It’s no surprise that enrollment in postsecondary education has been on the decline in recent years. According to the National Student Clearinghouse Research Center, overall postsecondary enrollment has decreased 1.5% from Spring 2016 to Spring 2017. That’s the equivalent of a decline of 262,400 students compared to the Spring 2016 semester. Furthermore, there has been a decline of 523,200 students from the Spring 2015 semester to the Spring 2017 semester.
One factor driving the decline in enrollment is the increased cost of tuition. Postsecondary education costs to students have increased approximately 11% in the past five years, according to College Board. This is a substantial increase when compared to U.S. inflation of 6% during the same time period.
That being said, many higher education institutions are feeling the pressure to increase tuition to counter increasing expenses and stagnant revenues. Moody’s found that “one-third of small colleges generated operating deficits in Fiscal year 2016,” which is an increase of 20% when compared to three years ago. With the median age of facilities and equipment increasing consecutively during the past five years from 11.9 years in 2012 to 13.3 years in 2016, there will be fewer opportunities to cut costs in the future.
If only there was a new source of assistance available to students and institutions to help elevate these rising financial pressures. Thanks to Congress and the U.S. Department of Education, there is! Beginning July 1, 2017, Year-Round Pell Grants will be available to students. Eligible students will be able to receive up to 150% of the Student’s Federal Pell Grant Scheduled Award. That’s up to $2,960 in additional Pell grants per year for each student. According to Secretary of Education Betsy DeVos, “expanding access to the Pell program” will allow “student(s) who need additional resources to graduate more quickly and with less debt.”

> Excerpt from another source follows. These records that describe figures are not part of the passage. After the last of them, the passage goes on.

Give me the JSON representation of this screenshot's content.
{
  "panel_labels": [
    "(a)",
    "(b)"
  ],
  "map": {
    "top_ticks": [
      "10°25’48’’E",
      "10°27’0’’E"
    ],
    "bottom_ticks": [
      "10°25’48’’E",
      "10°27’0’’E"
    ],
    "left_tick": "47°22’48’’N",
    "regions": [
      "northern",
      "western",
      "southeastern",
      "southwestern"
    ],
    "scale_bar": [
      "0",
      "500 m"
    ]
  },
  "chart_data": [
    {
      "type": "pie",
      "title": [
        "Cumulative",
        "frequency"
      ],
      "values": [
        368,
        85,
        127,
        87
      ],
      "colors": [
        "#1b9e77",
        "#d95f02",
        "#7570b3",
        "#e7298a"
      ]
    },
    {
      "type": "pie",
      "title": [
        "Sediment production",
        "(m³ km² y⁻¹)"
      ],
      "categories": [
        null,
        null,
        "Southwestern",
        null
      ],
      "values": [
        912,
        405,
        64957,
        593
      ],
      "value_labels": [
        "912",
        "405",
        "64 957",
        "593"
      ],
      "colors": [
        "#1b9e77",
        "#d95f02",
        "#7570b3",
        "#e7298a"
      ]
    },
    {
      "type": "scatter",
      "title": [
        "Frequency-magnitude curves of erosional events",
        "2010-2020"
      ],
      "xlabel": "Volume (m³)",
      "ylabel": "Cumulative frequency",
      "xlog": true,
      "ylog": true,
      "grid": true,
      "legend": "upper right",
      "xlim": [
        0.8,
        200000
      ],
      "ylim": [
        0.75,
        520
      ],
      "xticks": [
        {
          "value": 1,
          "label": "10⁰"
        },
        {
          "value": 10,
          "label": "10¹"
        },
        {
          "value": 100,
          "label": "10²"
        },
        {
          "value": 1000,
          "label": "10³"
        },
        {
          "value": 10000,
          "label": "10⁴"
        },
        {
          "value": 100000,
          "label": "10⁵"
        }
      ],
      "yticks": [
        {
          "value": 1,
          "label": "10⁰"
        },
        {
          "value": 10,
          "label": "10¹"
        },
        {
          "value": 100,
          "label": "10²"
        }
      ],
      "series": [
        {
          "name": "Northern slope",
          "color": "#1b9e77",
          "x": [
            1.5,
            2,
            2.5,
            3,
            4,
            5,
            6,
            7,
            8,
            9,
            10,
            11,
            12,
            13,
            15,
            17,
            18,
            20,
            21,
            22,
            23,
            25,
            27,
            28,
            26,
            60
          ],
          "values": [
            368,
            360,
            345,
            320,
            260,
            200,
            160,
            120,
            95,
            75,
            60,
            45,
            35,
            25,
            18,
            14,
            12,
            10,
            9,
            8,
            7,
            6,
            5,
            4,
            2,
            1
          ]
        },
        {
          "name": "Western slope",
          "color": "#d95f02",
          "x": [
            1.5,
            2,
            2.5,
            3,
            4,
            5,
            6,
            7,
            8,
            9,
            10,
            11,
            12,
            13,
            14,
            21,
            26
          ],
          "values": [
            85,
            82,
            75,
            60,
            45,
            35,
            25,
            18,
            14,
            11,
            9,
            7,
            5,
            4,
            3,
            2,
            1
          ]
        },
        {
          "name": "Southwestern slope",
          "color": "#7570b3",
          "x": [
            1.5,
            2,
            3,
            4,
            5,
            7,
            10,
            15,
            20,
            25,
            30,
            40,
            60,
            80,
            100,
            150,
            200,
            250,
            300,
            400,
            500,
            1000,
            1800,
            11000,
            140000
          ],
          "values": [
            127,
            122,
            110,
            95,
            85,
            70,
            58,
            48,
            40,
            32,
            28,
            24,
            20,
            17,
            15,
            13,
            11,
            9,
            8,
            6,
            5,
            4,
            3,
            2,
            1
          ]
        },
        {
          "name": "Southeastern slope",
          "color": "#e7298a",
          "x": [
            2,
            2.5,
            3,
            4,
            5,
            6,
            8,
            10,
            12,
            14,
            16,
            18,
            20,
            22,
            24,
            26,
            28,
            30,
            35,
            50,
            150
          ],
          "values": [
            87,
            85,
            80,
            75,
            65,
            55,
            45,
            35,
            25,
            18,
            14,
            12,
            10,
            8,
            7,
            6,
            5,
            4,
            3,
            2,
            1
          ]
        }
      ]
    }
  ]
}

With the availability of additional government grants, higher education institutions may realize more flexibility when considering the relationship between institutional aid and tuition. Year-Round Pell Grants could serve as a strong incentive for students to enroll in summer classes, and an opportunity for higher education institutions to provide the best value to students through highly promoted summer semesters. No matter how you slice it, year-round Pell is swell.